I learned the topological sort algorithm about 10 years ago in my undergrad, and for me it was pretty bizarre. I remember it was in one of the Introduction to Algorithms modules, where we were dealing with algorithms for graphs, like Binary search trees, RB trees and so on. Then suddenly, out of nowhere, we got to learn topological sort – an algorithm for sorting partially ordered sets.

Erhh.. what sets were that?

I mean I got RB tree because it is beautiful, and even though you probably won’t need to directly implement it at all in your whole career, learning the thing will improve your algorithmic mindset. But giving an order to a set of things which might not have a well-defined total order? Sorry but how useful it is gonna be?

Turns out the algorithm is neither fancy nor beautiful. Like most of other algorithms in textbooks, it is beautiful to some degree, but in a module where they taught you algorithms, it was difficult to pay any particular attention to topological sort alone.

Now in retrospect, I think topo sort is the single algorithm from those modules that I have been using most often. Okay, maybe I have been using quick sort more often, but I don’t need to re-implement it (except in interviews, which don’t count).

Imagine you want to run backpropagation in a neural network of multiple layers.

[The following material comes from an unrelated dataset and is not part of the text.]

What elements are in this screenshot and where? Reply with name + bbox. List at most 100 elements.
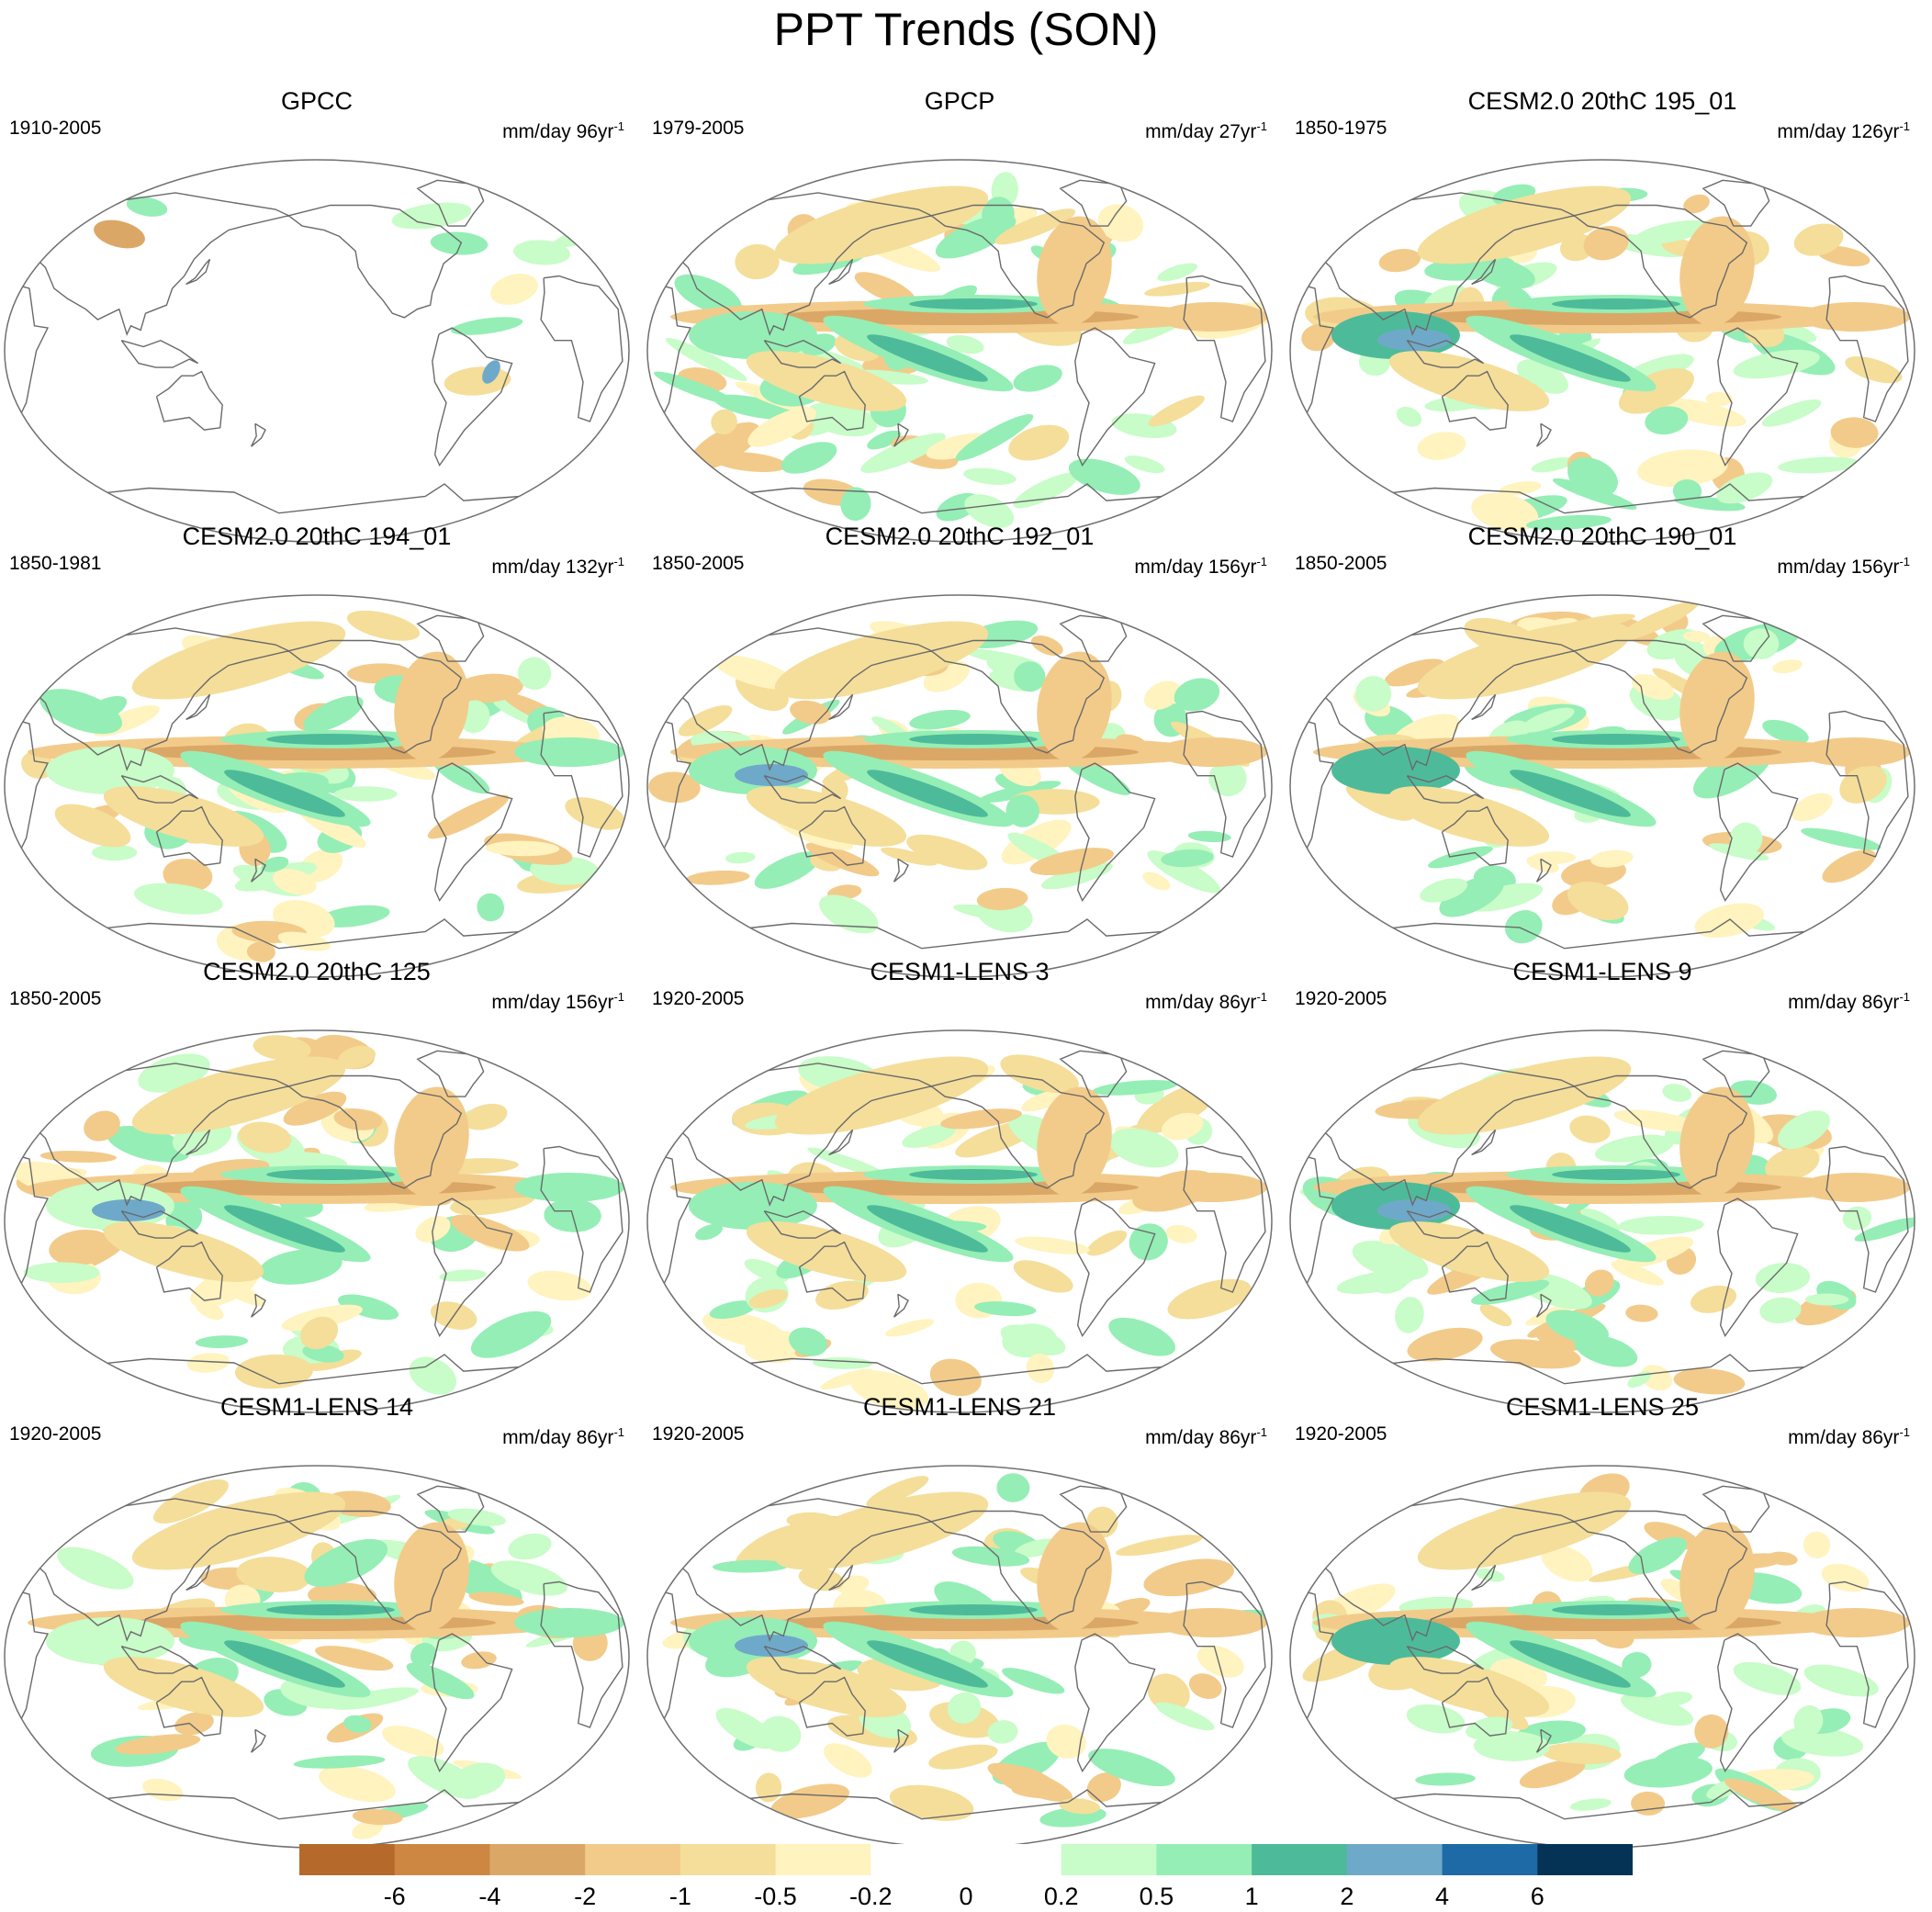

It would be easy if your network is a simple chain of layers, but if you allow a layer to have multiple inputs (something like multi-modal nets), then how are you going to do it in a generic way?

Another example is when you have a pipeline of stuff, let it be a business workflow, a data flow, etc… where every operation might depend on other operations. The generic way to figure out an order to execute those operations is via topological sort.

If you have been using Tensorflow, then yes, they implement it for the graphs. In tensorflow, there are many different kinds of connection, an Op can be input to other Ops, or its execution simply needs to be happens before some other Ops (when some variables need to be initialized, for instance), but the general idea doesn’t change.

If there is any textbook algorithm that I am re-implementing again and again, I believe it is topological sort, and I couldn’t be more thankful to the professors who taught me this thing (fundamentally).

In fact, I realize it’s super difficult to fully anticipate the beauty and potential applications of stuff they taught you when you were in school. I am pretty sure most of them are useless (like I got to learn XML databases and object oriented databases somewhere in my education), but some will turn out to be unexpectedly valuable at some point in your career. This applies to many other things you learn outside of school as well. The trick is to know what to learn to maximize the profit in the long run.

Unfortunately I don’t know the answer to that. My strategy so far is to learn as much as I could, from as many people as I could. But we will see how far that will work (although I think it wouldn’t work for too long).

Before you ask, the next most popular textbook algorithm I have been using is state machines. When I was implementing my toy compiler around a decade ago, I didn’t imagine I would need to do it again and again for various kinds of parsers I had been doing.

And of course, Viterbi, I had some good time playing around with various aspects of it.